Katrina Armstrong is leaving the post a week after the university agreed to a list of demands from the White House.
Columbia University changed its president on Friday evening, one week after the university bowed to a series of demands from the Trump administration, which had moved to withhold $400 million in essential federal funding.
The abrupt exit of Columbia’s interim president, Katrina Armstrong, made way for the university’s third leader since August: Claire Shipman, the co-chair of the university’s board of trustees.
The university announced Dr. Armstrong’s departure and Ms. Shipman’s appointment in an email to the campus community Friday night. The letter thanked Dr. Armstrong for her efforts during “a time of great uncertainty for the university” and said that Ms. Shipman has “a clear understanding of the serious challenges facing our community.”
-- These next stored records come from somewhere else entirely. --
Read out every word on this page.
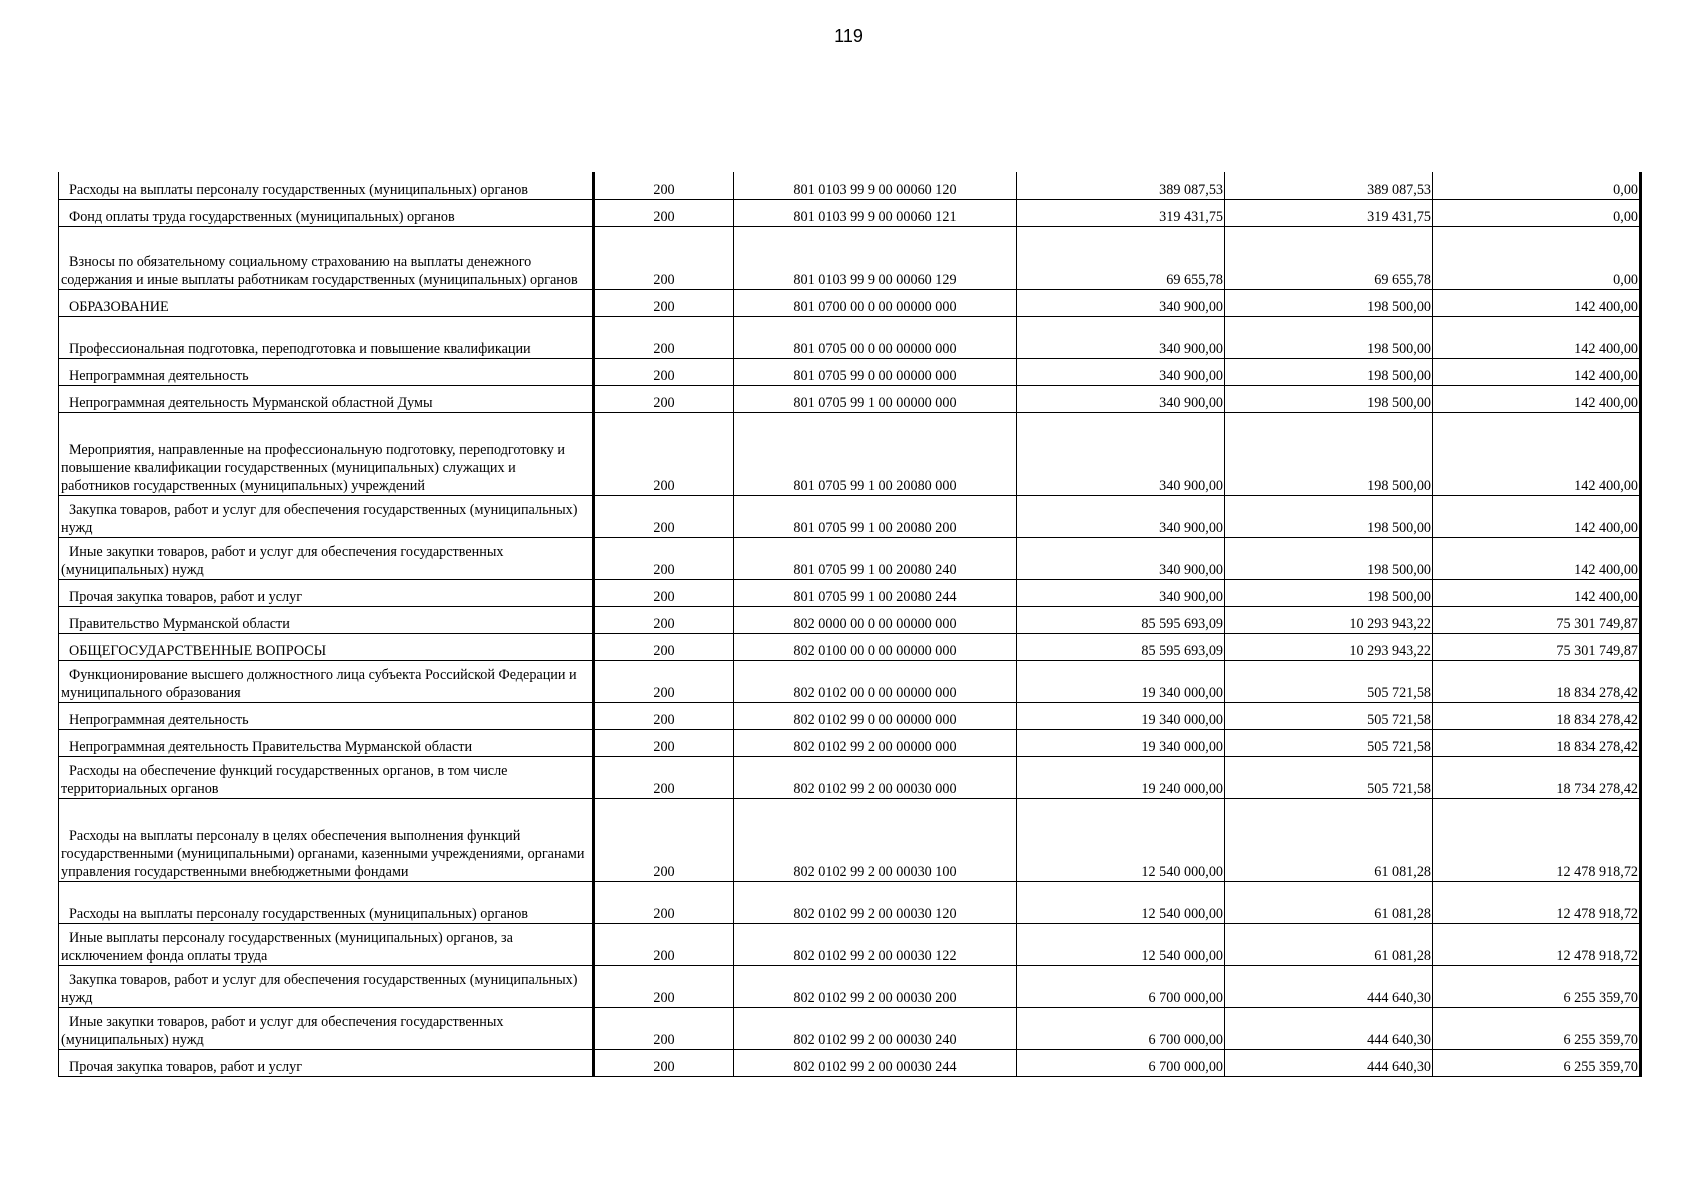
119
Расходы на выплаты персоналу государственных (муниципальных) органов	200	801 0103 99 9 00 00060 120	389 087,53	389 087,53	0,00
Фонд оплаты труда государственных (муниципальных) органов	200	801 0103 99 9 00 00060 121	319 431,75	319 431,75	0,00
Взносы по обязательному социальному страхованию на выплаты денежного содержания и иные выплаты работникам государственных (муниципальных) органов	200	801 0103 99 9 00 00060 129	69 655,78	69 655,78	0,00
ОБРАЗОВАНИЕ	200	801 0700 00 0 00 00000 000	340 900,00	198 500,00	142 400,00
Профессиональная подготовка, переподготовка и повышение квалификации	200	801 0705 00 0 00 00000 000	340 900,00	198 500,00	142 400,00
Непрограммная деятельность	200	801 0705 99 0 00 00000 000	340 900,00	198 500,00	142 400,00
Непрограммная деятельность Мурманской областной Думы	200	801 0705 99 1 00 00000 000	340 900,00	198 500,00	142 400,00
Мероприятия, направленные на профессиональную подготовку, переподготовку и повышение квалификации государственных (муниципальных) служащих и работников государственных (муниципальных) учреждений	200	801 0705 99 1 00 20080 000	340 900,00	198 500,00	142 400,00
Закупка товаров, работ и услуг для обеспечения государственных (муниципальных) нужд	200	801 0705 99 1 00 20080 200	340 900,00	198 500,00	142 400,00
Иные закупки товаров, работ и услуг для обеспечения государственных (муниципальных) нужд	200	801 0705 99 1 00 20080 240	340 900,00	198 500,00	142 400,00
Прочая закупка товаров, работ и услуг	200	801 0705 99 1 00 20080 244	340 900,00	198 500,00	142 400,00
Правительство Мурманской области	200	802 0000 00 0 00 00000 000	85 595 693,09	10 293 943,22	75 301 749,87
ОБЩЕГОСУДАРСТВЕННЫЕ ВОПРОСЫ	200	802 0100 00 0 00 00000 000	85 595 693,09	10 293 943,22	75 301 749,87
Функционирование высшего должностного лица субъекта Российской Федерации и муниципального образования	200	802 0102 00 0 00 00000 000	19 340 000,00	505 721,58	18 834 278,42
Непрограммная деятельность	200	802 0102 99 0 00 00000 000	19 340 000,00	505 721,58	18 834 278,42
Непрограммная деятельность Правительства Мурманской области	200	802 0102 99 2 00 00000 000	19 340 000,00	505 721,58	18 834 278,42
Расходы на обеспечение функций государственных органов, в том числе территориальных органов	200	802 0102 99 2 00 00030 000	19 240 000,00	505 721,58	18 734 278,42
Расходы на выплаты персоналу в целях обеспечения выполнения функций государственными (муниципальными) органами, казенными учреждениями, органами управления государственными внебюджетными фондами	200	802 0102 99 2 00 00030 100	12 540 000,00	61 081,28	12 478 918,72
Расходы на выплаты персоналу государственных (муниципальных) органов	200	802 0102 99 2 00 00030 120	12 540 000,00	61 081,28	12 478 918,72
Иные выплаты персоналу государственных (муниципальных) органов, за исключением фонда оплаты труда	200	802 0102 99 2 00 00030 122	12 540 000,00	61 081,28	12 478 918,72
Закупка товаров, работ и услуг для обеспечения государственных (муниципальных) нужд	200	802 0102 99 2 00 00030 200	6 700 000,00	444 640,30	6 255 359,70
Иные закупки товаров, работ и услуг для обеспечения государственных (муниципальных) нужд	200	802 0102 99 2 00 00030 240	6 700 000,00	444 640,30	6 255 359,70
Прочая закупка товаров, работ и услуг	200	802 0102 99 2 00 00030 244	6 700 000,00	444 640,30	6 255 359,70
Ms. Shipman, a journalist with two degrees from Columbia, was named acting president and assumed the top job at one of the nation’s pre-eminent universities at an extraordinarily charged moment in American higher education.
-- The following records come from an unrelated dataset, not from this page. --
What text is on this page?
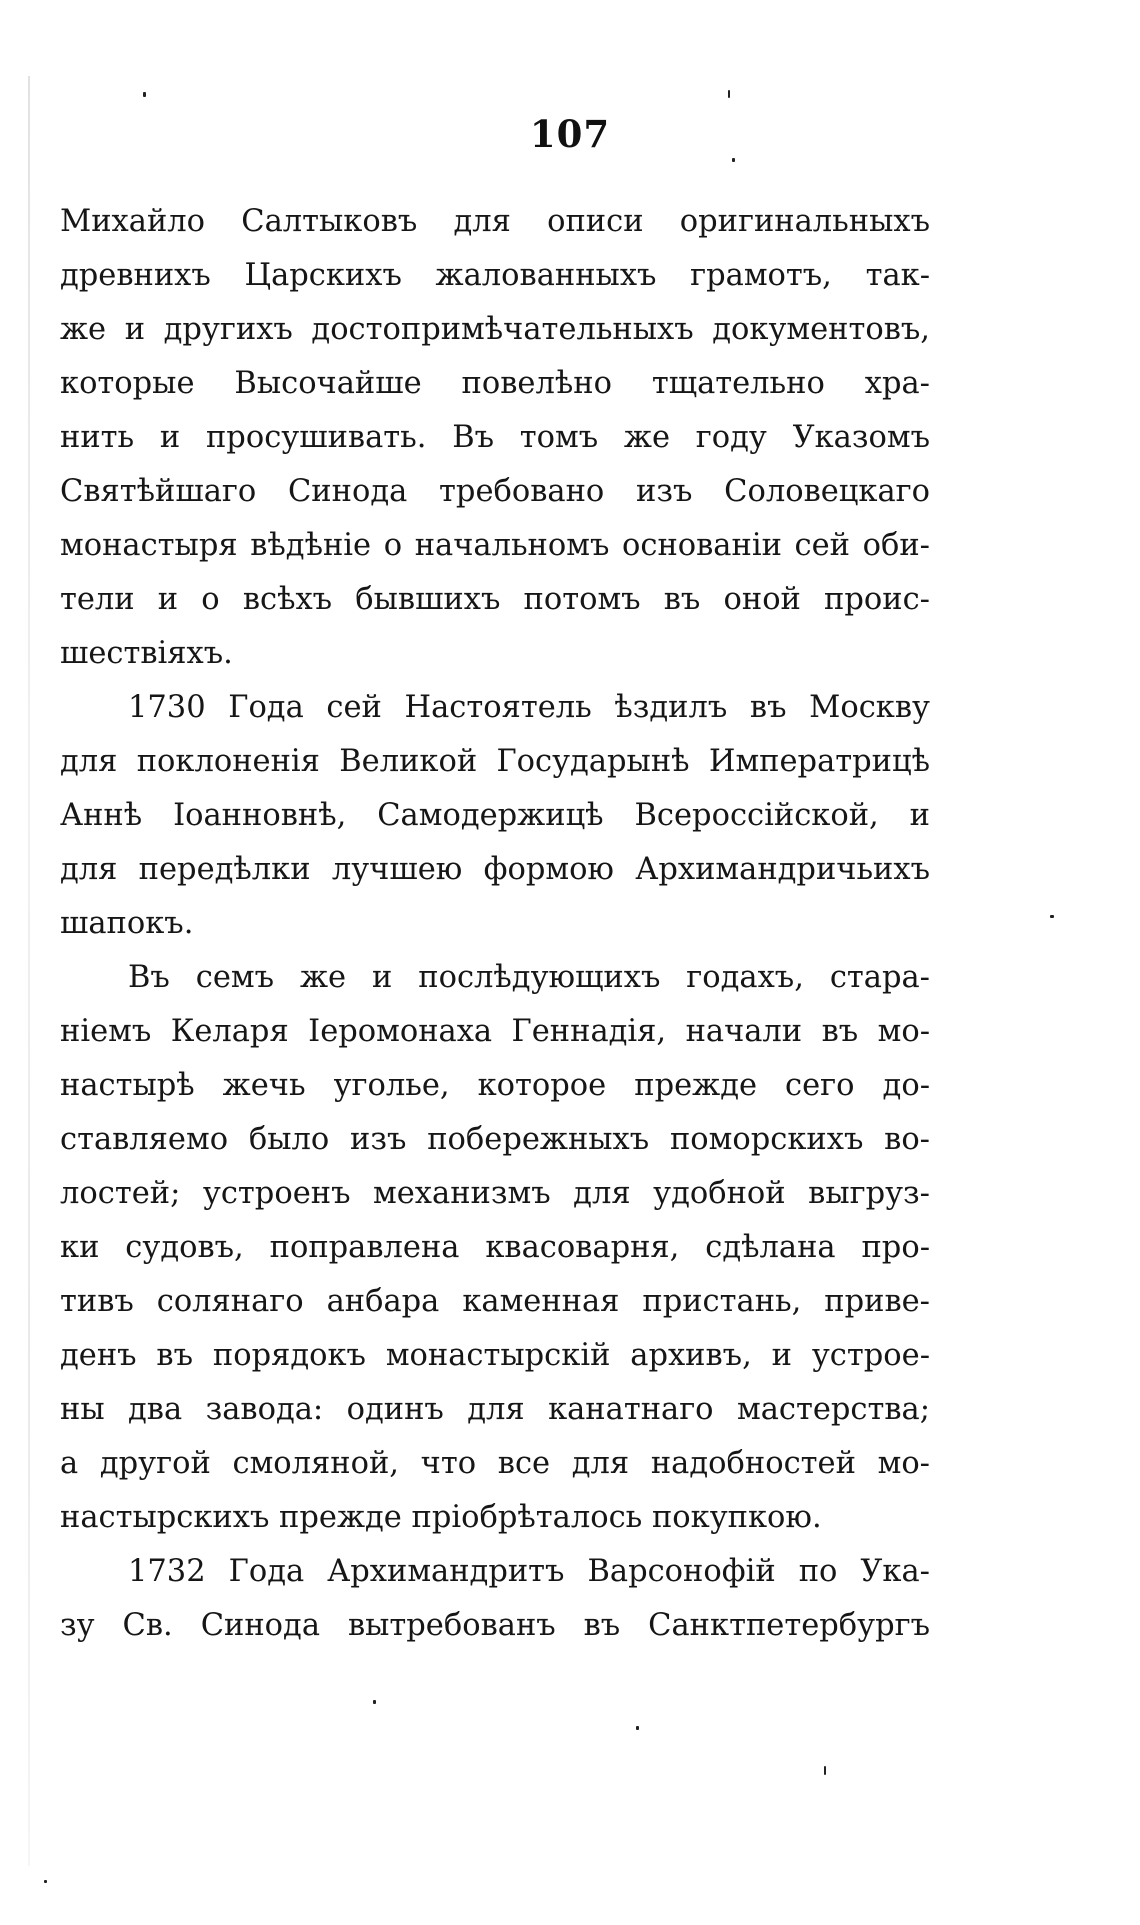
107
Михайло Салтыковъ для описи оригинальныхъ
древнихъ Царскихъ жалованныхъ грамотъ, так-
же и другихъ достопримѣчательныхъ документовъ,
которые Высочайше повелѣно тщательно хра-
нить и просушивать. Въ томъ же году Указомъ
Святѣйшаго Синода требовано изъ Соловецкаго
монастыря вѣдѣніе о начальномъ основаніи сей оби-
тели и о всѣхъ бывшихъ потомъ въ оной проис-
шествіяхъ.
1730 Года сей Настоятель ѣздилъ въ Москву
для поклоненія Великой Государынѣ Императрицѣ
Аннѣ Іоанновнѣ, Самодержицѣ Всероссійской, и
для передѣлки лучшею формою Архимандричьихъ
шапокъ.
Въ семъ же и послѣдующихъ годахъ, стара-
ніемъ Келаря Іеромонаха Геннадія, начали въ мо-
настырѣ жечь уголье, которое прежде сего до-
ставляемо было изъ побережныхъ поморскихъ во-
лостей; устроенъ механизмъ для удобной выгруз-
ки судовъ, поправлена квасоварня, сдѣлана про-
тивъ солянаго анбара каменная пристань, приве-
денъ въ порядокъ монастырскій архивъ, и устрое-
ны два завода: одинъ для канатнаго мастерства;
а другой смоляной, что все для надобностей мо-
настырскихъ прежде пріобрѣталось покупкою.
1732 Года Архимандритъ Варсонофій по Ука-
зу Св. Синода вытребованъ въ Санктпетербургъ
The federal government is threatening to end the flow of billions of dollars to universities across the country, many of which are facing inquiries from agencies that range from the Justice Department to the Department of Health and Human Services.
But the Trump administration’s punitive approach to universities is playing out most acutely at Columbia. The university, a hub of last spring’s campus protest movement against the war in Gaza, has spent months confronting accusations that it condoned antisemitic behavior, permitted lawlessness to dominate, and stifled academic and political speech.